"" Behind Their Lines: The last song

Wednesday, March 1, 2017

The last song


Anna Akhmatova
By 1917, the number of Russian soldiers who were injured, dead, missing, or held as prisoners of war was approaching five million men. The situation on the home front was equally bleak: over 400,000 Russian civilians were killed as a result of military action in the First World War, and another 730,000 civilians died due to famine and disease. Three years of horrific death and slaughter had given rise to a national mood of hopeless despair. When the Russian Revolution began on March 8th, 1917, few doubted the central role that the Great War had played in the unrest that led to the eventual overthrow of Russia’s monarchist government. 

Anna Akhmatova, one of the foremost Russian poets of the twentieth century, shaped the chaos into poetry. She had written about the start of the war in her poem “In Memoriam, July 19, 1914”: “We aged a hundred years, and it / all happened in an hour.” In the midst of the 1917 revolution, she composed the haunting poem “Now no-one will be listening to songs.”


Now no-one will be listening to songs.
The days long prophesied have come to pass.
The world has no more miracles.
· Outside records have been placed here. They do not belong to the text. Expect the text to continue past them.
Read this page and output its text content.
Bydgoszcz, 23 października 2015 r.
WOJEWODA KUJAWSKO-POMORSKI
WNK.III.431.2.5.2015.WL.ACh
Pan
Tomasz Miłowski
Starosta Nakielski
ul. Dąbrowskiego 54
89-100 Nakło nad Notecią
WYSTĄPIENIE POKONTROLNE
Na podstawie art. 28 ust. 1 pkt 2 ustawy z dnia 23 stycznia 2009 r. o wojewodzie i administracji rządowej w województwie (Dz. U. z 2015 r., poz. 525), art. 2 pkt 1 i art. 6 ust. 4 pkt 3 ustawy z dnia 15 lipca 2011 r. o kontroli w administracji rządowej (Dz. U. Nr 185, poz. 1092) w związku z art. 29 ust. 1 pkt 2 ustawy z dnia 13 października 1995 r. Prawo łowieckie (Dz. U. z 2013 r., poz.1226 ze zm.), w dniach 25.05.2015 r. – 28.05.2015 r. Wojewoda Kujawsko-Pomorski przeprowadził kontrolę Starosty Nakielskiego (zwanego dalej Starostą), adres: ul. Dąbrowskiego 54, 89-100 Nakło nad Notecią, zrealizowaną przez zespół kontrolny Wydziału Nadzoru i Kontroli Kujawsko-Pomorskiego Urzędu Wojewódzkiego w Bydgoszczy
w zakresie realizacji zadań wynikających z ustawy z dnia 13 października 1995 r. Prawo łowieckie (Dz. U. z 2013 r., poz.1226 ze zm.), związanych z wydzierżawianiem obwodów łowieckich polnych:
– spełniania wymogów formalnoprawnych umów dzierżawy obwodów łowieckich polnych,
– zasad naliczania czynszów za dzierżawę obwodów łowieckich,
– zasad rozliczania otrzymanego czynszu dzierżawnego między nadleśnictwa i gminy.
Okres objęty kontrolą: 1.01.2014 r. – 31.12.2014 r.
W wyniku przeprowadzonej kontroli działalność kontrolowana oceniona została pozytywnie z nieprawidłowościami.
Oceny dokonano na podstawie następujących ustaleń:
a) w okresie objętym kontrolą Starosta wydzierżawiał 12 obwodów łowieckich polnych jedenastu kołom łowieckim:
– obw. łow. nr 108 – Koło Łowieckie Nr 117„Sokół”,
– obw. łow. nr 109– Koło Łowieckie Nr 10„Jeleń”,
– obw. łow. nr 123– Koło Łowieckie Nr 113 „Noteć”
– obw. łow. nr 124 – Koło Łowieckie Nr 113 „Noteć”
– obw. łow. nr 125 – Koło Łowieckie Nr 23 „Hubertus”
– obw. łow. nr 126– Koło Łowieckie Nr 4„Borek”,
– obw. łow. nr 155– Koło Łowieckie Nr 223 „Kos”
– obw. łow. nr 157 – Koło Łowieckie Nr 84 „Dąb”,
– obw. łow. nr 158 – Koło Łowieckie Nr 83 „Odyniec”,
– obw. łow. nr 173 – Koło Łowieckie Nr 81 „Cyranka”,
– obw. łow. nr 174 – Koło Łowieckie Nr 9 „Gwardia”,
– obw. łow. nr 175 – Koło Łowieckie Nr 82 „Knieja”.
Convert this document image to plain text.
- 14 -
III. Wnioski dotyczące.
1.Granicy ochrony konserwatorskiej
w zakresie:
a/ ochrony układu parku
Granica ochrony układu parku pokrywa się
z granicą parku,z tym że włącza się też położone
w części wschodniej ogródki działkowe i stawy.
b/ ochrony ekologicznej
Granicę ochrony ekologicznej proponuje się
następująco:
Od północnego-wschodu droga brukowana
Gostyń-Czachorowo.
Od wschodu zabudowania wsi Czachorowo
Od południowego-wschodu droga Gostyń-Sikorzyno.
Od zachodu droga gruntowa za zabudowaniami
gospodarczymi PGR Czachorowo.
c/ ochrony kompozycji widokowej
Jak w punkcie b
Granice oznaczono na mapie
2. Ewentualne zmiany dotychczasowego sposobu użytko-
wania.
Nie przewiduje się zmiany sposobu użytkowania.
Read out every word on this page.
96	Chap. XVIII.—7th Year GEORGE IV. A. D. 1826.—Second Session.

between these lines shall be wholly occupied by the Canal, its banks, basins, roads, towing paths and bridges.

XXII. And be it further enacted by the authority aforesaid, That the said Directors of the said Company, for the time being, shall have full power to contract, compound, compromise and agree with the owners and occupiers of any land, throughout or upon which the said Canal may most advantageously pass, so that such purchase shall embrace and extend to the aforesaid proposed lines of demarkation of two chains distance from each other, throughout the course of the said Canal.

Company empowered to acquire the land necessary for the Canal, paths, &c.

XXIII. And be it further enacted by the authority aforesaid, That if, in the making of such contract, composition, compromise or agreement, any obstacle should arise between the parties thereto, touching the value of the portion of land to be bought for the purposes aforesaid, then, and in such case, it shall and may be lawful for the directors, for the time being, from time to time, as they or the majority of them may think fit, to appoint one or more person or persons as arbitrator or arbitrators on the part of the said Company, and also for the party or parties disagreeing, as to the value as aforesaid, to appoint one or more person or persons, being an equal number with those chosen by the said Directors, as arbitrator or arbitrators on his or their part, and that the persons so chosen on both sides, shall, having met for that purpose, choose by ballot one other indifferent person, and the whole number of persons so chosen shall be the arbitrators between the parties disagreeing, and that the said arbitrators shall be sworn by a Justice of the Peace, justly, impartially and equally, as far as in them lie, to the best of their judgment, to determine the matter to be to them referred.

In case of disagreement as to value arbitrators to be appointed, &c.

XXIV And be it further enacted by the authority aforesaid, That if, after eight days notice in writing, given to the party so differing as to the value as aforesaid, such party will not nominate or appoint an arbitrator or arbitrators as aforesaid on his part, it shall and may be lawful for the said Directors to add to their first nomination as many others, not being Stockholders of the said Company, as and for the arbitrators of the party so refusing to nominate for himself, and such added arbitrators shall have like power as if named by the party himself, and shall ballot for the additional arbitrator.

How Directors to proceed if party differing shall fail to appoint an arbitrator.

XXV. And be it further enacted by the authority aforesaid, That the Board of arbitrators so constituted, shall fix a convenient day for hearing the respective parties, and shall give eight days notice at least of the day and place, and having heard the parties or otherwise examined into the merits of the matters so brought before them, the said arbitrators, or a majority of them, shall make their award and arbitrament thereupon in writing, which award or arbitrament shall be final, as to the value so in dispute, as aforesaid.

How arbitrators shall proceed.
Don't break
My heart, song, but be still: you are the last.

Not long ago you took your morning flight
With all a swallow's free accomplishment.
Now that you are a hungry beggar-woman,
Don't go knocking at the stranger's gate.
                        --1917
                        Translated by D.M. Thomas

Russian recruitment poster, WWI

Repeated throughout the poem are images of isolation and alienation: the solitary beggar, the stranger who has barred himself behind his gate, the last song, and the loneliness of “no-one.” Even the most desperately needy will find no hospitality or place to shelter, for this is a world bereft of miracles. 


The poem recalls a past when music soared like a bird, yet in a new world born out of violence, the “bitter days foretold [have] come over the hill.”* The turbulence of revolution may have created its own discordant noise like nothing heard before – but it is not a song. 

Akhmatova’s poem is itself a dirge, bidding a melancholy farewell to the traditional tunes of folklore that have joined communities and connected the past to the present.  Addressing song itself, the poet pleads with it to be silent, for the last surviving melody sings of a past that can never be recovered – and that tune has the power to break the heart. 
Russian cavalry on Eastern Front, WWI
* This from Stanley Kunitz’s translation of the poem’s second line.